Feminist pilot Harriet Quimby secretly learned to fly on Long Island before breaking barriers around the world

Aviator Harriet Quimby's remarkable life recounted in new book

GARDEN CITY, N.Y. -- Move over, Amelia Earhart.

The first lady of the skies was the invincible and virtually unknown Harriet Quimby.

Her influential life from Long Island to Europe was one of adventure, courage and defiance, and it is told in a new book.

CBS2's Jennifer McLogan recently met up with author and former CBS journalist Don Dahler at the Cradle of Aviation Museum, the backdrop for his new book. 

Feminist pilot Quimby secretly learned to fly on the Hempstead plains of Garden City and later died in a dramatic and shocking airshow more than a century ago. 

"This is so tragic that this woman isn't mentioned in the same breath as Amelia Earhart," Dahler told McLogan. 
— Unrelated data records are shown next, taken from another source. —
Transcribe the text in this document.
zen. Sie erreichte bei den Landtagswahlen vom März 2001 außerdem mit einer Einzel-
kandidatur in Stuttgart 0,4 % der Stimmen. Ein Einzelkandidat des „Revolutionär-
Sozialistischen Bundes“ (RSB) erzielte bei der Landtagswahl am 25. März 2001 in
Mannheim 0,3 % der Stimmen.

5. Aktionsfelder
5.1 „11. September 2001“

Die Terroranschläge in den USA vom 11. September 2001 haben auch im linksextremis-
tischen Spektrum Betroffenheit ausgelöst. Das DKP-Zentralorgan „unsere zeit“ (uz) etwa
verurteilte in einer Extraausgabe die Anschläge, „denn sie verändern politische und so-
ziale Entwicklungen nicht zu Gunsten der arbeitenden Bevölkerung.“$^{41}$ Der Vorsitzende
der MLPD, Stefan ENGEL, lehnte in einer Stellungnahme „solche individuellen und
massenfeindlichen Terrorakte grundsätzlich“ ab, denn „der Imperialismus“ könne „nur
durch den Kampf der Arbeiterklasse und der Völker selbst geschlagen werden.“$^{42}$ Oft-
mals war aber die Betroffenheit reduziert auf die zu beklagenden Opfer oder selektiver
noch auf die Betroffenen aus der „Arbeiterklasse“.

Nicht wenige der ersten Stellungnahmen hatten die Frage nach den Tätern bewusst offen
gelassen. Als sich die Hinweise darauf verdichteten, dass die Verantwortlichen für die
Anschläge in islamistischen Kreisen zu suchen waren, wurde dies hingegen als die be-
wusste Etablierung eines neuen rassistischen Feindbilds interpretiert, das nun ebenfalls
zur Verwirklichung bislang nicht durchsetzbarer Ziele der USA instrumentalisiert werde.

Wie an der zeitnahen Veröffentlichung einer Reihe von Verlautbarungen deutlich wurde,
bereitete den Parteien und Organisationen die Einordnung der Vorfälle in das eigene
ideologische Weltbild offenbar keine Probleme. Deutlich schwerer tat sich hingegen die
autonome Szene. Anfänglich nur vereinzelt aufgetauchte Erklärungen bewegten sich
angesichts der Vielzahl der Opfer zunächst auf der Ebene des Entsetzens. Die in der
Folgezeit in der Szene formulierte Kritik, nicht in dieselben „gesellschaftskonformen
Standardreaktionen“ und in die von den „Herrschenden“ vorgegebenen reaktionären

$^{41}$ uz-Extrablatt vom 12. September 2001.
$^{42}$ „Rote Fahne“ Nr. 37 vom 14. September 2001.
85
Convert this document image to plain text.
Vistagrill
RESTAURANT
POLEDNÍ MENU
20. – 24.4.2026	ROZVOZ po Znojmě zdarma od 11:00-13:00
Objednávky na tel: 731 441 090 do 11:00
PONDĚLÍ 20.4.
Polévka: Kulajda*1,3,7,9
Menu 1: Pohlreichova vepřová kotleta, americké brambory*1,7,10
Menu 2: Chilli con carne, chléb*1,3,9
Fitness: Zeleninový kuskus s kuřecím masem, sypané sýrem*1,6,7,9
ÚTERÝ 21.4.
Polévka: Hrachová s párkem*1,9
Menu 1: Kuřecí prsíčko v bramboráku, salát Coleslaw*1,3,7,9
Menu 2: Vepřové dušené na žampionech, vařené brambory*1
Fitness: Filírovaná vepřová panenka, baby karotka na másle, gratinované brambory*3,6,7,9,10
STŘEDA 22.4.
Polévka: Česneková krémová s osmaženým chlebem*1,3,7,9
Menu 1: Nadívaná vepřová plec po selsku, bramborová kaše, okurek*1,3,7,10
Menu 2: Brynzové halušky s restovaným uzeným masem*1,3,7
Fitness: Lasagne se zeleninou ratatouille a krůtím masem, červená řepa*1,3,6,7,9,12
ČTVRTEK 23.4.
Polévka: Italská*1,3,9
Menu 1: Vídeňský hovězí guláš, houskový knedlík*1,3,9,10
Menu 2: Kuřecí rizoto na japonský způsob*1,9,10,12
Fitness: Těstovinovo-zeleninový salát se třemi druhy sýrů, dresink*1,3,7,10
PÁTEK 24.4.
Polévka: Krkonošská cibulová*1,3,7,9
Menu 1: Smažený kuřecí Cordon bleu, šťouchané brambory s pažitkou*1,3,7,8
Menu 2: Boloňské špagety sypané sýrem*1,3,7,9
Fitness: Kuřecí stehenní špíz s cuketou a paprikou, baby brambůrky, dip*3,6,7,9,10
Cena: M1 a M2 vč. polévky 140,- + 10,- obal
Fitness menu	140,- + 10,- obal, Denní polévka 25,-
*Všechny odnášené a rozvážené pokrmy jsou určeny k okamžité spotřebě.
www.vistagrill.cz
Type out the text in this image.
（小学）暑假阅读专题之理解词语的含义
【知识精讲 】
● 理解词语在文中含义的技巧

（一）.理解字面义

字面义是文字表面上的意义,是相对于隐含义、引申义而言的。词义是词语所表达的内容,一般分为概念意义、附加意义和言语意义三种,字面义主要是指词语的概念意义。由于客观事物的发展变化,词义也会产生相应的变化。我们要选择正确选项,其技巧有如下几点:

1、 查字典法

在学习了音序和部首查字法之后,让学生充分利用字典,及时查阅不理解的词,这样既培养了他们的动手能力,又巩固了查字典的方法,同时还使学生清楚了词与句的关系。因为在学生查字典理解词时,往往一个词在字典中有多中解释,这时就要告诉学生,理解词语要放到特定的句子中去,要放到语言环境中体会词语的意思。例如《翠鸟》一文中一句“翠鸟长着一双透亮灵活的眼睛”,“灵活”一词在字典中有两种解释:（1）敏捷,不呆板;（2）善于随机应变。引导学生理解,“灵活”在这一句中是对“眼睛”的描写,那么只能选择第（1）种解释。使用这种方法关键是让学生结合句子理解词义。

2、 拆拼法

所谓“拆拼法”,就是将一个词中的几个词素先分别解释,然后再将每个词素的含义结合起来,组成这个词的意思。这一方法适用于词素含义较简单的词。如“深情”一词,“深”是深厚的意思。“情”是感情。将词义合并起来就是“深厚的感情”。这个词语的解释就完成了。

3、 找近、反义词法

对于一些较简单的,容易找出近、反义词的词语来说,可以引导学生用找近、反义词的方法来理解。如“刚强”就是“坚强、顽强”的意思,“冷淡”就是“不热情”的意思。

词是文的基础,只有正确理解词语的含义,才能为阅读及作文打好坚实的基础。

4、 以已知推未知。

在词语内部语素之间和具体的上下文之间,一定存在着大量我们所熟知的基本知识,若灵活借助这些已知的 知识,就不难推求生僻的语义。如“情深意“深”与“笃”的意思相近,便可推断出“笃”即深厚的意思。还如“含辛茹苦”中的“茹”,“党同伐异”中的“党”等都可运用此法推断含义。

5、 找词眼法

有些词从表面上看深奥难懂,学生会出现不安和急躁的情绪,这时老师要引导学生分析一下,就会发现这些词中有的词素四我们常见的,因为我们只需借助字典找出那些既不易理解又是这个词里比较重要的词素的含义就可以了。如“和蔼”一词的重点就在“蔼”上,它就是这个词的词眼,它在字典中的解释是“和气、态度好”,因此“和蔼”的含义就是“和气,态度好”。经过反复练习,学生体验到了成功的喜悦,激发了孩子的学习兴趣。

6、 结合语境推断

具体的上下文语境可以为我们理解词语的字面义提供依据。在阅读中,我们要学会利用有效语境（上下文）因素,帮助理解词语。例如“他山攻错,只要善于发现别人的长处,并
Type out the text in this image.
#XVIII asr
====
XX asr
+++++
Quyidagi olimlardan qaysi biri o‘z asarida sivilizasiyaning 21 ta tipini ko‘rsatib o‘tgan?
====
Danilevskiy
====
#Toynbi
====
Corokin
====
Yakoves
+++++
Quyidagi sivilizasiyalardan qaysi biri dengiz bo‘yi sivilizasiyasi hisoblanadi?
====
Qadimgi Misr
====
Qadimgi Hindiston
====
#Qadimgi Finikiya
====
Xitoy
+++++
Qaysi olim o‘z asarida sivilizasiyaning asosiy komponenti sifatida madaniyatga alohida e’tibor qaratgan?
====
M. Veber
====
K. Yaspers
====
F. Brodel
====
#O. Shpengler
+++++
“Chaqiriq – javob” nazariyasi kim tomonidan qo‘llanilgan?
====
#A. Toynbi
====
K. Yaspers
Dahler writes Quimby, born into poverty in Michigan, became a distinguished dramatist and foreign correspondent, then a short-lived international celebrity as the first woman in the United States to receive a pilot's license and the first woman to fly solo across the English Channel.

"It was only a few years after the Wright Brothers had first flown," he said. "The year before Harriet took lessons, 100 pilots perished."

Male pilots, that is. Men owned all the flight schools and denied women as too weak. 

Then, Quimby met the Moisant family. 

"Moisant said, 'I will teach you how to fly. We're going to open a flight school on Long Island,'" said Dahler. "In reality, what people like Harriet were flying back then was a skeletal frame of wood with canvas wings and a lawn chair out in the open."

Journalists were tipped off that a fashionable woman dressed in purple was the pilot in Garden City. 

"She takes her hood off, pulls the cord and it flows into a gown and she introduces herself. And the next day, The New York Times had an article about the first woman learning how to fly," Dahler said. 

Quimby also piloted out of the Nassau Boulevard flying field. The 350-acre site closed in 1912, the year of her tragic death, but the train station remains. 

She had secretly trained for her daring feat of crossing the English Channel, hoping to surprise the world. She left the Cliffs of Dover, survived an engine stall, and landed on a beach in France. She was toasted all night. 

"She went back to Paris, went to bed thinking, 'This is wonderful, I've changed the world.' Woke up the next morning, opened the newspapers, and she was not mentioned. And the headlines of the papers was the Titanic sank, 1,500 people dead," said Dahler. 

Quimby returned to America and wrote about her adventure. She was soon asked to fly in a Boston airshow. 

It was a two-seater. The passenger's weight shifted during turbulence, and Quimby was thrown from the sky. 

"She fell to her death. Her death was instant," Dahler said. "It was only two months after her crossing of the English Channel and she was gone."

Her memory to history slowly faded, but her 37 years provided inspiration to Earhart, Sally Ride, and the women who followed to help change history.